Está de moda la excelencia. Todos queremos llegar a ella en cualquier ámbito. Lo “mejor” se ha elevado a categoría de lo único deseable y en función de ello, nos embarcamos en mil y una aventura con nuestro cuerpo, nuestra mente o nuestro corazón.
Han existido épocas donde lo duro, la resistencia o lo extremo eran bandera del éxito. Hoy, podemos descansar en lo blando de las emociones, en la calidad de nuestra forma de vida, en la selección de lo que puede llegar a ella.
El problema más evidente, cuando nos enredamos en afectos prohibidos, no correspondidos o unilaterales, es la testarudez con la que no queremos perder lo invertido.
Posiblemente, hemos pasado mucho tiempo entregando lo mejor nuestro.

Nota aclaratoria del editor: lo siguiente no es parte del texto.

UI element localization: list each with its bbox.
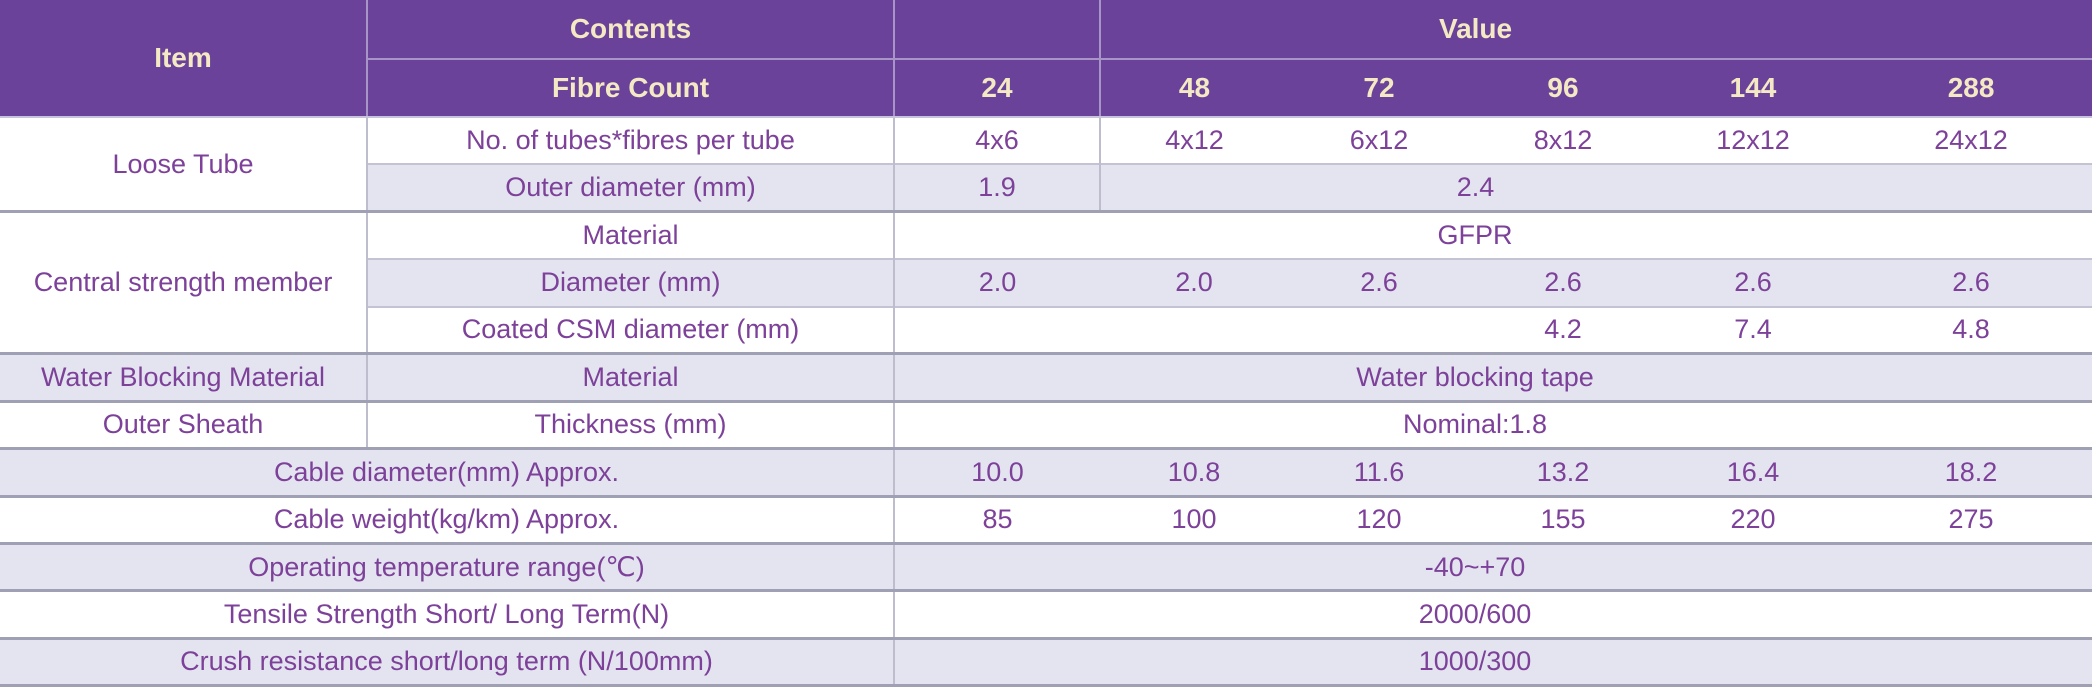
value-cell <box>1288 305 1470 354</box>
value-cell: 6x12 <box>1288 117 1470 165</box>
header-cell-value-extension <box>1850 0 2092 60</box>
contents-cell-diameter-label: Diameter (mm) <box>367 258 895 307</box>
value-cell: 2.0 <box>894 258 1100 307</box>
header-cell-count-96: 96 <box>1470 59 1656 118</box>
empty-cell <box>1850 636 2092 687</box>
item-cell-water-blocking-material: Water Blocking Material <box>0 352 368 402</box>
value-cell: 1.9 <box>894 163 1101 212</box>
value-cell-merged: GFPR <box>1100 210 1851 260</box>
empty-cell <box>894 636 1100 687</box>
value-cell: 8x12 <box>1470 117 1656 165</box>
empty-cell <box>894 399 1100 449</box>
value-cell-merged: 1000/300 <box>1100 636 1851 687</box>
empty-cell <box>1850 541 2092 591</box>
label-cell-cable-diameter: Cable diameter(mm) Approx. <box>0 447 895 496</box>
label-cell-crush-resistance: Crush resistance short/long term (N/100m… <box>0 636 895 687</box>
value-cell: 220 <box>1656 494 1851 544</box>
label-cell-tensile-strength: Tensile Strength Short/ Long Term(N) <box>0 589 895 639</box>
empty-cell <box>894 352 1100 402</box>
header-cell-contents: Contents <box>367 0 895 60</box>
value-cell: 4.2 <box>1470 305 1656 354</box>
header-cell-value: Value <box>1100 0 1851 60</box>
value-cell: 120 <box>1288 494 1470 544</box>
empty-cell <box>894 589 1100 639</box>
value-cell: 12x12 <box>1656 117 1851 165</box>
value-cell: 275 <box>1850 494 2092 544</box>
value-cell: 10.8 <box>1100 447 1288 496</box>
value-cell: 4x12 <box>1100 117 1288 165</box>
contents-cell-material-label: Material <box>367 210 895 260</box>
value-cell: 24x12 <box>1850 117 2092 165</box>
empty-cell <box>1850 352 2092 402</box>
value-cell: 2.0 <box>1100 258 1288 307</box>
contents-cell-wbm-material-label: Material <box>367 352 895 402</box>
contents-cell-tubes-label: No. of tubes*fibres per tube <box>367 117 895 165</box>
contents-cell-coated-csm-label: Coated CSM diameter (mm) <box>367 305 895 354</box>
header-cell-count-48: 48 <box>1100 59 1288 118</box>
empty-cell <box>1850 589 2092 639</box>
value-cell: 10.0 <box>894 447 1100 496</box>
contents-cell-thickness-label: Thickness (mm) <box>367 399 895 449</box>
header-cell-item: Item <box>0 0 368 118</box>
value-cell: 13.2 <box>1470 447 1656 496</box>
header-cell-fibre-count: Fibre Count <box>367 59 895 118</box>
item-cell-loose-tube: Loose Tube <box>0 117 368 212</box>
value-cell: 2.6 <box>1656 258 1851 307</box>
value-cell: 2.6 <box>1850 258 2092 307</box>
value-cell: 85 <box>894 494 1100 544</box>
value-cell: 4x6 <box>894 117 1101 165</box>
header-cell-count-72: 72 <box>1288 59 1470 118</box>
value-cell: 18.2 <box>1850 447 2092 496</box>
value-cell-merged: 2000/600 <box>1100 589 1851 639</box>
header-cell-count-288: 288 <box>1850 59 2092 118</box>
empty-cell <box>894 210 1100 260</box>
empty-cell <box>894 541 1100 591</box>
label-cell-cable-weight: Cable weight(kg/km) Approx. <box>0 494 895 544</box>
value-cell-merged: Water blocking tape <box>1100 352 1851 402</box>
label-cell-operating-temperature: Operating temperature range(℃) <box>0 541 895 591</box>
value-cell: 155 <box>1470 494 1656 544</box>
value-cell: 11.6 <box>1288 447 1470 496</box>
empty-cell <box>1850 210 2092 260</box>
empty-cell <box>1850 399 2092 449</box>
empty-cell <box>1850 163 2092 212</box>
value-cell: 7.4 <box>1656 305 1851 354</box>
value-cell <box>894 305 1100 354</box>
value-cell-merged: Nominal:1.8 <box>1100 399 1851 449</box>
header-cell-count-144: 144 <box>1656 59 1851 118</box>
value-cell: 2.6 <box>1470 258 1656 307</box>
value-cell-merged: 2.4 <box>1100 163 1851 212</box>
value-cell <box>1100 305 1288 354</box>
value-cell: 2.6 <box>1288 258 1470 307</box>
value-cell-merged: -40~+70 <box>1100 541 1851 591</box>
value-cell: 4.8 <box>1850 305 2092 354</box>
contents-cell-outer-diameter-label: Outer diameter (mm) <box>367 163 895 212</box>
value-cell: 100 <box>1100 494 1288 544</box>
item-cell-central-strength-member: Central strength member <box>0 210 368 354</box>
header-cell-blank <box>894 0 1101 60</box>
header-cell-count-24: 24 <box>894 59 1101 118</box>
value-cell: 16.4 <box>1656 447 1851 496</box>
item-cell-outer-sheath: Outer Sheath <box>0 399 368 449</box>
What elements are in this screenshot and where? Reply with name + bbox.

Horas dedicadas a pensar y sentir por alguien. Emociones concentradas en tantas noches sin dormir. Sensaciones que, por tener tanto valor, nunca tendrán precio. Y de pronto, la posibilidad de que todo se desmorone está ahí, acechando sin escrúpulos, esperando una debilidad más en nuestra mermada fortaleza para arrebatárnoslo todo.
Sin embargo, y a pesar de ello, debemos elegir lo que nos emocione. Lo que nos haga sentir bien. Lo que deje el alma suspendida en el limbo de las posibilidades. Lo que, en definitiva, nos haga más grandes y mejores.
Las emociones están de moda, también. Nos hemos dado cuenta de que hay pocas cosas importantes en la vida y ellas lo son.
Lo que nos emociona, nos define; pero sobre todo, perfila esa sutil estela que dejamos a nuestro paso y que no deja indiferente a los que nos rodean pudiendo inspirarles. Sigamos apostando por lo mejor que ellas consiguen de nosotros.